Cumhurbaşkanı Recep Tayyip Erdoğan, Atatürk Kültür, Dil ve Tarih Yüksek Kurumu Yeni Yerleşkesi’nin açılışını gerçekleştirdi. Daha sonra programda Gazi Mustafa Kemal Atatürk’ün sevdiği şarkılardan oluşan müzik dinletisinin gerçekleştirilmesinin ardından, kurumun tanıtımını içeren kısa film gösterildi. Erdoğan, daha sonra burada bir konuşma gerçekleştirdi.
“Kimi zaman sağ-sol, Alevi-Sünni, ilerici-gerici, Kürt-Türk denilerek toplum kesimlerimiz birbirine düşman edilmiştir”
‘Fare Çuvalı Teorisi’ adıyla bilinen bir hikayeyi hatırlatan Erdoğan, sözlerine şöyle devam etti:
“Ülkenin birinde tarım mühendisi bir kişi ülkenin başkentine gitmek üzere trene biner. Yanındaki koltuğa da yaşlı bir çiftçi oturur. Yolculuk boyunca çiftçi, ayakları arasındaki çuvalı her çeyrek saatte bir çevirip, içindekileri karıştırır ve sonra tekrar yerine yerleştirir. Bu durum karşısında merakını yenemeyen mühendis, bir süre sonra çiftçiye yaptığı bu işin hikmetini sorar. Çiftçi, tarlalardan fare ve sıçan yakalayıp, bunları laboratuvar deneylerinde kullanılmak üzere başkentteki bir araştırma merkezine sattığını söyler. Çuvaldakiler de işte bu fare ve sıçanlardır. ‘Peki’ der mühendis, çuvalı niye sürekli sallıyorsun? Çiftçi de çuvaldaki fareleri ve sıçanları çeyrek saatten fazla sallayıp, içindeki birbirine karıştırmazsam hayvanlar rahatlayıp, çuvalı kemirip delmeye başlarlar. Yaptığım bu işle farelerin ve sıçanların korkularını sürekli canlı tutup kendi aralarında gerginlik yaşamalarını sağlayarak dikkatlerini çuvala vermelerini engelliyorum. Böylece onları satacağım yere kadar rahatça götürüyorum. Bir çiftçinin pratik zekasının ürünü bu yöntem, daha sonra bir teori haline getirilip siyasete de uyarlanmıştır. Emperyalistler tarafından sömürülecek ülkeler ve toplumlar, terör başta olmak üzere çeşitli yöntemlerle sürekli karıştırılıp, birbirleri ile çatıştırılarak asıl amaçlarına odaklanmalarının önüne geçiliyor. Maalesef, ülkemiz de uzunca bir süre bu teorinin tepe tepe uygulandığı yerlerden biri olmuştur. Kimi zaman sağ-sol, Alevi-Sünni, ilerici-gerici, Kürt-Türk denilerek toplum kesimlerimiz birbirine düşman edilmiştir. Kazanan siyasetiyle, diplomasisiyle, ekonomisiyle ve güvenliğiyle emperyalistler, kaybeden ise topyekun milletimiz ve ülkemiz olmuştur. Hamdolsun, biz bu devri bitirdik.”

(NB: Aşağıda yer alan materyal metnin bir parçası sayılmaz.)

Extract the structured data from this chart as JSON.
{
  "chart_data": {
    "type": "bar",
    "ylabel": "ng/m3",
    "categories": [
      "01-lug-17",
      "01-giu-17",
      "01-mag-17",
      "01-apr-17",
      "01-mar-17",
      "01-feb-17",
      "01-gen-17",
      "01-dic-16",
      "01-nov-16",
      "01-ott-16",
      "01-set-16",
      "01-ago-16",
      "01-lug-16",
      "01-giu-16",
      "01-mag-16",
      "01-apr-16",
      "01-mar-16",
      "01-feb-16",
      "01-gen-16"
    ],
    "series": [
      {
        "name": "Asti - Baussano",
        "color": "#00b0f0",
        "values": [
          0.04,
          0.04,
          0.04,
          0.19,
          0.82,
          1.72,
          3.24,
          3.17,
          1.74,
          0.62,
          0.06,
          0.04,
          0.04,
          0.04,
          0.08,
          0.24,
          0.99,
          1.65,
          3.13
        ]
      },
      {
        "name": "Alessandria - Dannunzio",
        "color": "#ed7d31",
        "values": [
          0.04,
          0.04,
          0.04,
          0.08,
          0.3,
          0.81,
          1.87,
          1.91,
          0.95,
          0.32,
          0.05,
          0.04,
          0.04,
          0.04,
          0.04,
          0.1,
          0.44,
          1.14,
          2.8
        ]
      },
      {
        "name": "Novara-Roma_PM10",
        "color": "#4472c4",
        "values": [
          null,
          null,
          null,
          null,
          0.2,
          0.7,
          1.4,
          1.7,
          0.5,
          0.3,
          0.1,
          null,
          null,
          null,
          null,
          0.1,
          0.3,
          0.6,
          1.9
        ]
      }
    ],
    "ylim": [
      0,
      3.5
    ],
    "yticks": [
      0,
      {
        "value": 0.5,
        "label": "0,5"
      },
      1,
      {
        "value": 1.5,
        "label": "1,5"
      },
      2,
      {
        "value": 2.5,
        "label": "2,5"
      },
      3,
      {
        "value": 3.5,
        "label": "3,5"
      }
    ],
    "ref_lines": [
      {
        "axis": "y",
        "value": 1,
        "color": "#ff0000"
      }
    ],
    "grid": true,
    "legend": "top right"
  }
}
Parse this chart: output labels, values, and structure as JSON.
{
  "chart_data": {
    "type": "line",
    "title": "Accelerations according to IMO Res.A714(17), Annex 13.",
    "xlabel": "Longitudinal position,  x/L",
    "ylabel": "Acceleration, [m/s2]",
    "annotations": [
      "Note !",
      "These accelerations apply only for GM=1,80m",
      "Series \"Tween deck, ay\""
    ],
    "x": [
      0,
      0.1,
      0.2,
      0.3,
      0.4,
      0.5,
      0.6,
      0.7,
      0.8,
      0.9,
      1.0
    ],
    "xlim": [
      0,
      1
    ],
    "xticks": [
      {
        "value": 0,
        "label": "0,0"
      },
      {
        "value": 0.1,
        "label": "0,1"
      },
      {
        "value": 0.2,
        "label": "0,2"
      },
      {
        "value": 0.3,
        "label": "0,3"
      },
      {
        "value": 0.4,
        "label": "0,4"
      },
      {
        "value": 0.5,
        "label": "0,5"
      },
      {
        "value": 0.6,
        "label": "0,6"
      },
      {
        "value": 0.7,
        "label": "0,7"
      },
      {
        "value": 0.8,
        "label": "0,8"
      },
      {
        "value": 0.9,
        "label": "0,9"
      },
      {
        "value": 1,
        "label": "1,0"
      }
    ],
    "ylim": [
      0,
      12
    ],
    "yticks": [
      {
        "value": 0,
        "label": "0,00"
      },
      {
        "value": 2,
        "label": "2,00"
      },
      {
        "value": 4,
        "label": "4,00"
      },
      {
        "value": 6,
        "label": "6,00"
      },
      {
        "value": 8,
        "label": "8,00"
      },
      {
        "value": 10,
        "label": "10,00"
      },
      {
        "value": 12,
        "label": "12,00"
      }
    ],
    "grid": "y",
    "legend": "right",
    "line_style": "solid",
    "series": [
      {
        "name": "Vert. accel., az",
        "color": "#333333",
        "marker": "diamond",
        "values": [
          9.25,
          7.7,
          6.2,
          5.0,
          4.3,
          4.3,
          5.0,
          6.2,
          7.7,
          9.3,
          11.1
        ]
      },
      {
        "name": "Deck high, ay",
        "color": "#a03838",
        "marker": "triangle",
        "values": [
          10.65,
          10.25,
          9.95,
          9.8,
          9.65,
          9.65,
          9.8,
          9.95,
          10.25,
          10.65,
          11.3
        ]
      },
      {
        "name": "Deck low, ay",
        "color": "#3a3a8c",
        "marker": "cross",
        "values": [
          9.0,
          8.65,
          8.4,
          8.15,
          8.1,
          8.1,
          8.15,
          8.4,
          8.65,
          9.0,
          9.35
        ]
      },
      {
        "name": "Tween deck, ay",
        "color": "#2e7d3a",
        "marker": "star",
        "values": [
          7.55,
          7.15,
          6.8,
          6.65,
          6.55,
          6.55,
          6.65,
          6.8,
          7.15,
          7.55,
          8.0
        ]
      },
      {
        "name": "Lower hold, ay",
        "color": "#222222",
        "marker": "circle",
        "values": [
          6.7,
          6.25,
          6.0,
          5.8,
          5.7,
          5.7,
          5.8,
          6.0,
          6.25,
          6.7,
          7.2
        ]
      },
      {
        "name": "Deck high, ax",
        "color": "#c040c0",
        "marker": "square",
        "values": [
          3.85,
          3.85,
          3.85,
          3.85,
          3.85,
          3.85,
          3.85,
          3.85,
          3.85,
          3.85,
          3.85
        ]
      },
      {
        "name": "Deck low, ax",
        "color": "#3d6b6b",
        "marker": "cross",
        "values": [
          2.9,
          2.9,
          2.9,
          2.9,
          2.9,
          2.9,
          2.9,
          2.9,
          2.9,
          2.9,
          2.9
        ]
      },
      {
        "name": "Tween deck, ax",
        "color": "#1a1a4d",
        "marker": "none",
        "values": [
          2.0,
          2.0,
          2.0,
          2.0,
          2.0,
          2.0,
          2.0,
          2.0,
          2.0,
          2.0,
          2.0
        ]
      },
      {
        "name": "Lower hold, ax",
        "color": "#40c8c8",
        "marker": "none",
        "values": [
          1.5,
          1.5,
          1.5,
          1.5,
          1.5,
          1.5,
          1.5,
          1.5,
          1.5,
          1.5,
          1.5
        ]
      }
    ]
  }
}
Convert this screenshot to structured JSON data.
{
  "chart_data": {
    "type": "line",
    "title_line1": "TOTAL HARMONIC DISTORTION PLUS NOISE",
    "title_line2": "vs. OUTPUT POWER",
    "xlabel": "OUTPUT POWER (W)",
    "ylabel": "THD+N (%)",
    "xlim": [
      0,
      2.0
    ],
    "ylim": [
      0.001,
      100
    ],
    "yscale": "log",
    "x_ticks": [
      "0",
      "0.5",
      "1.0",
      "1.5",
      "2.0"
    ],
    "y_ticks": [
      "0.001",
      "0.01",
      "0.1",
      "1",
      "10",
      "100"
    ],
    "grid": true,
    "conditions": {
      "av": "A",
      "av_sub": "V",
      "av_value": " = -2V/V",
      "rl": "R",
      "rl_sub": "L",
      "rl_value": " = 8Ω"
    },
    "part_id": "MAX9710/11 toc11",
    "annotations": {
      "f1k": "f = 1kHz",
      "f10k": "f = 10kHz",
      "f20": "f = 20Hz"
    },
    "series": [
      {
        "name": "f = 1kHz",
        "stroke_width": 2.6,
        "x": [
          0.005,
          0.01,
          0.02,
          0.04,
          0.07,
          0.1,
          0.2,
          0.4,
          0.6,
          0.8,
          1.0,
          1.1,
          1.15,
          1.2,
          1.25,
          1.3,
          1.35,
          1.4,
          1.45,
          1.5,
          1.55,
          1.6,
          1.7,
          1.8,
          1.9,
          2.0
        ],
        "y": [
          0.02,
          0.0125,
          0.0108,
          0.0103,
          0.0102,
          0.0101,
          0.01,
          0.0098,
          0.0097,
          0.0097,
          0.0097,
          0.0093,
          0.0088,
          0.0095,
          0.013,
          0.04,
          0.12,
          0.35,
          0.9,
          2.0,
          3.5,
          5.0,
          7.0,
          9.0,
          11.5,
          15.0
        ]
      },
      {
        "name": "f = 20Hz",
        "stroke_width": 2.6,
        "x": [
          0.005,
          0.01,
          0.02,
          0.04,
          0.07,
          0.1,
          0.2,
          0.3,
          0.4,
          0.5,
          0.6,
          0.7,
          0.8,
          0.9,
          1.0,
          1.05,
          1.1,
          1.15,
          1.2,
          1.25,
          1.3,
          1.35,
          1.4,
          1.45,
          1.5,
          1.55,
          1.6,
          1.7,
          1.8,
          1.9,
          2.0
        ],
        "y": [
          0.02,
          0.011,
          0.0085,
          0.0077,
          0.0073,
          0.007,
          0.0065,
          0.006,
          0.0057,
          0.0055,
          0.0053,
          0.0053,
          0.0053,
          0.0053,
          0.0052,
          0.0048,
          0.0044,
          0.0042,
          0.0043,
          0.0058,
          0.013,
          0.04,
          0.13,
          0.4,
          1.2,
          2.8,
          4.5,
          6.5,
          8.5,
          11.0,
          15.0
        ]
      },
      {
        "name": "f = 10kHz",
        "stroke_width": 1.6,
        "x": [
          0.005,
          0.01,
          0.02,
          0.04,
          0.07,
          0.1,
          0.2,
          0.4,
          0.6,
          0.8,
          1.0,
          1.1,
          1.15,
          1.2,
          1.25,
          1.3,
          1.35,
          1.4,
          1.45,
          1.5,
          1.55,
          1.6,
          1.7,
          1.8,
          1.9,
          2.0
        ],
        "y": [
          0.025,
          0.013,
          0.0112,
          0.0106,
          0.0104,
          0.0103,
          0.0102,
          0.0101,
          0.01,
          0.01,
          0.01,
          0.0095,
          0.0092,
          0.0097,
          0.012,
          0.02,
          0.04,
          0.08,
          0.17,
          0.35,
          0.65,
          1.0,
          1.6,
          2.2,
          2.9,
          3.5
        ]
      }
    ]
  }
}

“Eski Türkiye kisvesi altına Türkiye’yi yeniden emperyalistlerine güdümüne sokmak isteyenler
Bir, iri, diri, kardeş ve hep birlikte Türkiye olarak gelecek asrı Türkiye Yüzyılı yapma hedeflerine kararlılıkla yürümeye devam edeceklerini dile getirerek, “Dünyayı biçimlendiren siyasi, ekonomik ve güvenlik paradigmalarının yeniden yapılandığı şu dönemde geçmişteki hataları tekrarlayıp, önümüzdeki fırsatları kaçırmamakta kararlıyız. Bölgemizi kasıp kavuran yıkımların, sınırlarımıza dayanmasını, bizi de yakmaya başlamasını beklemeyeceğiz. Gelin hep birlikte karşımızdaki tehditlerle yüzleşip mücadele ederek, gelecek nesillere büyük ve güçlü bir Türkiye mirası bırakalım. Aksi takdirde bir asır daha korkarak, birbirimizi tüketerek yaşayacağımız bir iklimin bizi esir alması kaçınılmazdır. Hiçbirimizin gönlünün böyle bir geleceğe razı olmayacağına inanıyorum. Tarihin tekerrür etmemesi için, dünyanın ve bilhassa bölgemizin içinde bulunduğu durum hepimize ibret olmalıdır. Bunun için siyaset kurumu başta olmak üzere her birimiz üzerimize düşen sorumluluğu yerine getirmekle mükellefiz” açıklamasında bulundu.